OBJECT High-grade malignant spinal cord compression is commonly managed with a combination of surgery aimed at removing the epidural tumor, followed by spinal stereotactic radiosurgery (SSRS) aimed at local tumor control. The authors here introduce the use of spinal laser interstitial thermotherapy (SLITT) as an alternative to surgery prior to SSRS. METHODS Patients with a high degree of epidural malignant compression due to radioresistant tumors were selected for study. Visual analog scale (VAS) scores for pain and quality of life were obtained before and within 30 and 60 days after treatment. A laser probe was percutaneously placed in the epidural space. Real-time thermal MRI was used to monitor tissue damage in the region of interest. All patients received postoperative SSRS. The maximum thickness of the epidural tumor was measured, and the degree of epidural spinal cord compression (ESCC) was scored in pre- and postprocedure MRI. RESULTS In the 11 patients eligible for study, the mean VAS score for pain decreased from 6.18 in the preoperative period to 4.27 within 30 days and 2.8 within 60 days after the procedure. A similar VAS interrogating the percentage of quality of life demonstrated improvement from 60% preoperatively to 70% within both 30 and 60 days after treatment.

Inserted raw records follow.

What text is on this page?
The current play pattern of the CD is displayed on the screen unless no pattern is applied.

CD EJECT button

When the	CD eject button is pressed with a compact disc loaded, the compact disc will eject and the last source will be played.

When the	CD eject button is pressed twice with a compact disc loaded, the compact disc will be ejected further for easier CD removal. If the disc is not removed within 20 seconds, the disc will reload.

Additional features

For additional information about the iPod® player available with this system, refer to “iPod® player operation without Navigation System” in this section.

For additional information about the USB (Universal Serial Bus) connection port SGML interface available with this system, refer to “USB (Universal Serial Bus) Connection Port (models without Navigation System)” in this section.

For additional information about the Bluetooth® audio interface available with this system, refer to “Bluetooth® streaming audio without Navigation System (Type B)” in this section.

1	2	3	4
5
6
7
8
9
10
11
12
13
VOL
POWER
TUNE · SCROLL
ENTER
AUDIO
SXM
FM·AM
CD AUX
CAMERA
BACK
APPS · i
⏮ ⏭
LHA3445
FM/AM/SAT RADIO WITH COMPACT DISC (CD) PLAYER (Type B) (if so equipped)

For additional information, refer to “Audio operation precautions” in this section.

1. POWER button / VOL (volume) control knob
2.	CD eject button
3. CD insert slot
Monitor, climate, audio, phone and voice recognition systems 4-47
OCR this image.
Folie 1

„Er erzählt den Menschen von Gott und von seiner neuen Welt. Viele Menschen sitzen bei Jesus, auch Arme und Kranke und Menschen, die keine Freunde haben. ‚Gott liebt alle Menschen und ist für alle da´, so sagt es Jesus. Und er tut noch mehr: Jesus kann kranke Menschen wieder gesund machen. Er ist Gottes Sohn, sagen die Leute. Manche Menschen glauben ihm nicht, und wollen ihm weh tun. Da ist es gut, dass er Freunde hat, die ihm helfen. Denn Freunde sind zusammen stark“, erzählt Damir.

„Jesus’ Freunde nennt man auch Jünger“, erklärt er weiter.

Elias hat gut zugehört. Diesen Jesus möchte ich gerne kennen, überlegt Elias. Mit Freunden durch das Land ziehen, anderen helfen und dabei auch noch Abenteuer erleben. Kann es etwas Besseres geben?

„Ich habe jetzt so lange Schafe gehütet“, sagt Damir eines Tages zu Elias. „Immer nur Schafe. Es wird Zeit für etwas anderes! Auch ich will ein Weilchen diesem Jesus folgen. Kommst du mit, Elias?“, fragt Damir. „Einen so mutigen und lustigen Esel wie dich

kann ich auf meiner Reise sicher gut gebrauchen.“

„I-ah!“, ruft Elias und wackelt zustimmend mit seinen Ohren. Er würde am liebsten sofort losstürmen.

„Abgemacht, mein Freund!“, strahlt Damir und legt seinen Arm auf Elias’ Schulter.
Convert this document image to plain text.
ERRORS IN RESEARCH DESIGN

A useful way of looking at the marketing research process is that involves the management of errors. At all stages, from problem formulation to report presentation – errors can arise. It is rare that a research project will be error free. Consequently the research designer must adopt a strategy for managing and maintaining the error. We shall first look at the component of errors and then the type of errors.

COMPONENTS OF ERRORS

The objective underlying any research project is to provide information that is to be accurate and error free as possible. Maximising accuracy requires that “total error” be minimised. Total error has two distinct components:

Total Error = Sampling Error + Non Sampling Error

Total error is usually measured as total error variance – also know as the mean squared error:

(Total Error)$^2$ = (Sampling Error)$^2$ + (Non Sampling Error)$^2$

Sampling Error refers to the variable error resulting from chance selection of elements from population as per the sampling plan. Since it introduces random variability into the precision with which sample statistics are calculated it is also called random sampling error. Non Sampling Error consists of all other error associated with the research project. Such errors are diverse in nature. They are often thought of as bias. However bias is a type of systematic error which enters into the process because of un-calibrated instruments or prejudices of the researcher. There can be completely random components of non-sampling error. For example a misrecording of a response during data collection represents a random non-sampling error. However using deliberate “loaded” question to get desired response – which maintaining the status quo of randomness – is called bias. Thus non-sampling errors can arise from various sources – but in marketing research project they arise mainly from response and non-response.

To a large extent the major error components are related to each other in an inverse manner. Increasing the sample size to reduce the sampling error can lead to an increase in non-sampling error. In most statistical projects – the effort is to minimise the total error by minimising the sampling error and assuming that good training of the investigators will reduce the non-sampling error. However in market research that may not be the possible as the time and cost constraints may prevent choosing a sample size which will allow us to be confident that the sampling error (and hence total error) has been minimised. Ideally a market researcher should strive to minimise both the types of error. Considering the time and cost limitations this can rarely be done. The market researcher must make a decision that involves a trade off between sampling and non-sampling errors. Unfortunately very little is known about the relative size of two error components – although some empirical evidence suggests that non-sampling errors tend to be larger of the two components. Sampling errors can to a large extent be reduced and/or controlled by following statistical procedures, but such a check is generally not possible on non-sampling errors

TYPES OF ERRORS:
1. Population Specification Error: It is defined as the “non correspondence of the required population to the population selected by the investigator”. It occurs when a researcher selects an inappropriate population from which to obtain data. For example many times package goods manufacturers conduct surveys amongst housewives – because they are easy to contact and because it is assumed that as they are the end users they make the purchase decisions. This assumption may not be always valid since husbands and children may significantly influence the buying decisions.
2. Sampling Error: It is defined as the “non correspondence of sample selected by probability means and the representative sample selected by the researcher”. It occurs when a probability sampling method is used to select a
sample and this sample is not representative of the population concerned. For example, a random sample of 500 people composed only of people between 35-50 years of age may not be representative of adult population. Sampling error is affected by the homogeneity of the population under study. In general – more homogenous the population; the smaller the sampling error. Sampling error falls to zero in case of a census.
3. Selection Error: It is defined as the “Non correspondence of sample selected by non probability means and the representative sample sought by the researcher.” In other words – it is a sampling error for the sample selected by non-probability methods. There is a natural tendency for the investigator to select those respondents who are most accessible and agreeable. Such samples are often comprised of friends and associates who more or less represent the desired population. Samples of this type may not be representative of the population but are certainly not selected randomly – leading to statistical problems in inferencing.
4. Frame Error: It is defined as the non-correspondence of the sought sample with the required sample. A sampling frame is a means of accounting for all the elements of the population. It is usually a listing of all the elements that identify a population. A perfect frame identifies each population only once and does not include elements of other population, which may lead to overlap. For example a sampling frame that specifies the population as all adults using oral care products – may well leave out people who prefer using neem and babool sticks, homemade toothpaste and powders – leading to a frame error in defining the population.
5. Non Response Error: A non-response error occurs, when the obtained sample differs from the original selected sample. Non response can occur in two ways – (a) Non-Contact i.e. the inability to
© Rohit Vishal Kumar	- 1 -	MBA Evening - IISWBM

Imaging follow-up 2 months after the procedure demonstrated a significant reduction in the mean thickness of the epidural tumor from 8.82 mm (95% CI 7.38–10.25) before treatment to 6.36 mm (95% CI 4.65–8.07) after SLITT and SSRS (p = 0.0001). The median preoperative ESCC Grade 2 was scored as 4, which was significantly higher than the score of 2 for Grade 1b (p = 0.04) on imaging follow-up 2 months after the procedure. CONCLUTIONS The authors present the first report on an innovative minimally invasive alternative to surgery in the management of spinal metastasis. In their early experience, SLITT has provided local control with low morbidity and improvement in both pain and the quality of life of patients.